Mais de nombreux autres Polonais notent que la Seconde Guerre mondiale a éclaté après que l’Union soviétique et l’Allemagne nazie ont convenu secrètement en 1939 de se partager la Pologne et les États baltes. Ce n’est qu’après que l’Allemagne a trahi et envahi l’Union soviétique que l’Armée rouge a commencé à combattre les Allemands.

Même avant la guerre de la Russie en Ukraine, les monuments ont été une source de tensions.

En 2007, le déplacement d’un monument de la Seconde Guerre mondiale d’un soldat de l’Armée rouge à Tallinn, en Estonie, a déclenché des jours d’émeutes.

En 2013, un artiste a érigé une statue représentant un soldat soviétique violant une femme enceinte à côté du char de Gdansk. La sculpture non autorisée a été rapidement retirée. Après l’invasion de l’Ukraine par la Russie, un autre artiste a recouvert le char d’un grand drapeau ukrainien cousu à la main pour protester contre ce qu’il a appelé la “tyrannie” du président russe Vladimir Poutine.

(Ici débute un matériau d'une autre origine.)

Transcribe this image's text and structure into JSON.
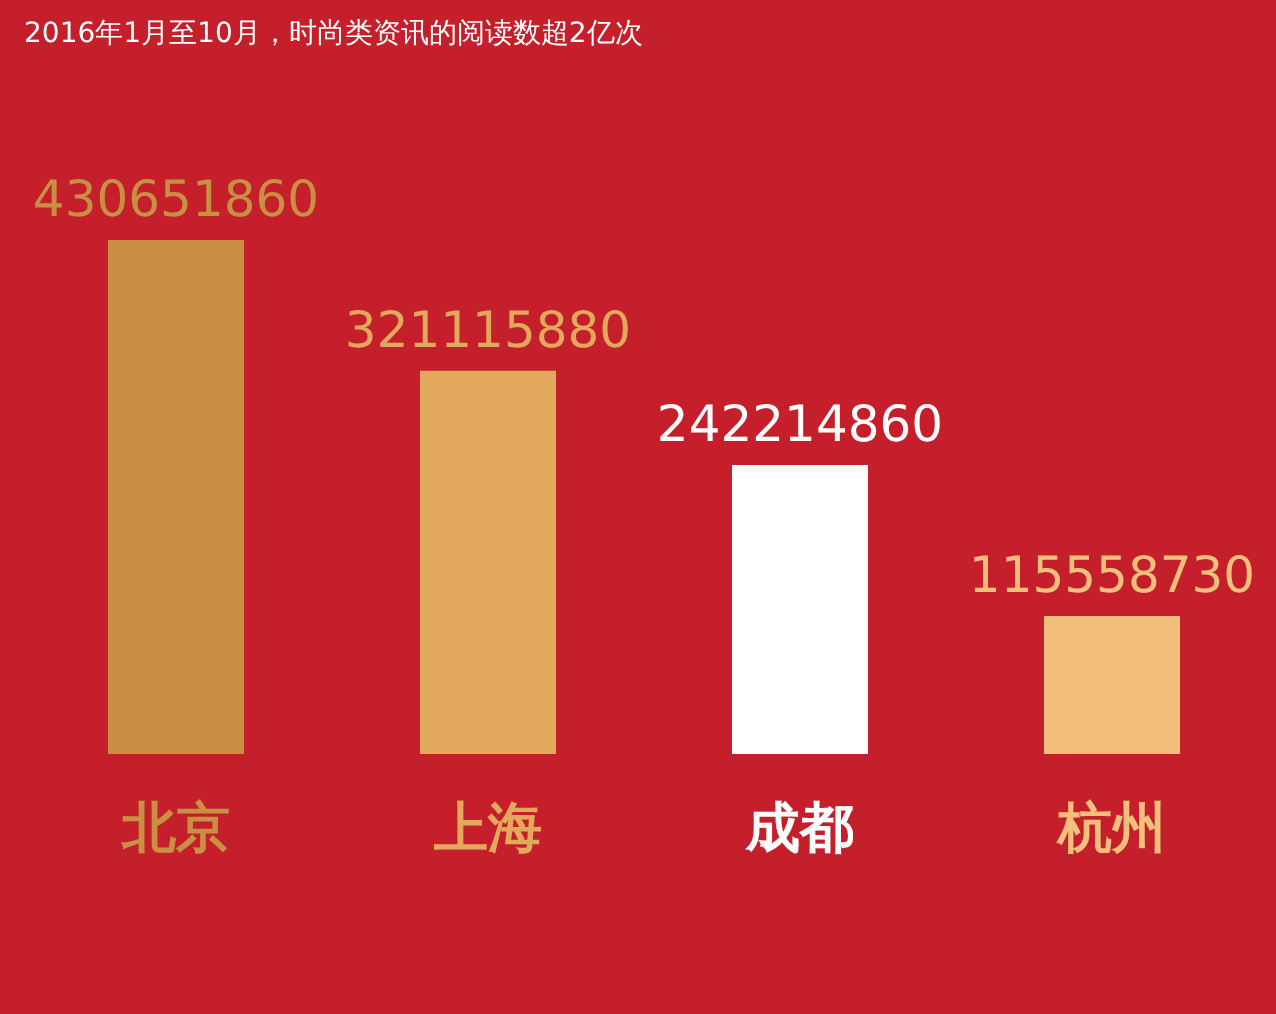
{
  "chart_data": {
    "type": "bar",
    "title": "2016年1月至10月，时尚类资讯的阅读数超2亿次",
    "categories": [
      "北京",
      "上海",
      "成都",
      "杭州"
    ],
    "values": [
      430651860,
      321115880,
      242214860,
      115558730
    ],
    "colors": [
      "#c98f42",
      "#e2a95c",
      "#ffffff",
      "#f2c07c"
    ],
    "data_labels": true,
    "tick_labels": "x"
  }
}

En mars, alors que la Pologne établissait un calendrier pour la destruction des monuments soviétiques, un habitant de la ville septentrionale de Koszalin a pris les choses en main. Il a conduit une excavatrice dans un cimetière et a renversé la statue d’un soldat soviétique étreint par une fille.

Nawrocki dit que l’enlèvement officiel des monuments soviétiques en Pologne progresse “à un rythme très rapide, mais c’est une question qui aurait dû être réglée il y a longtemps”.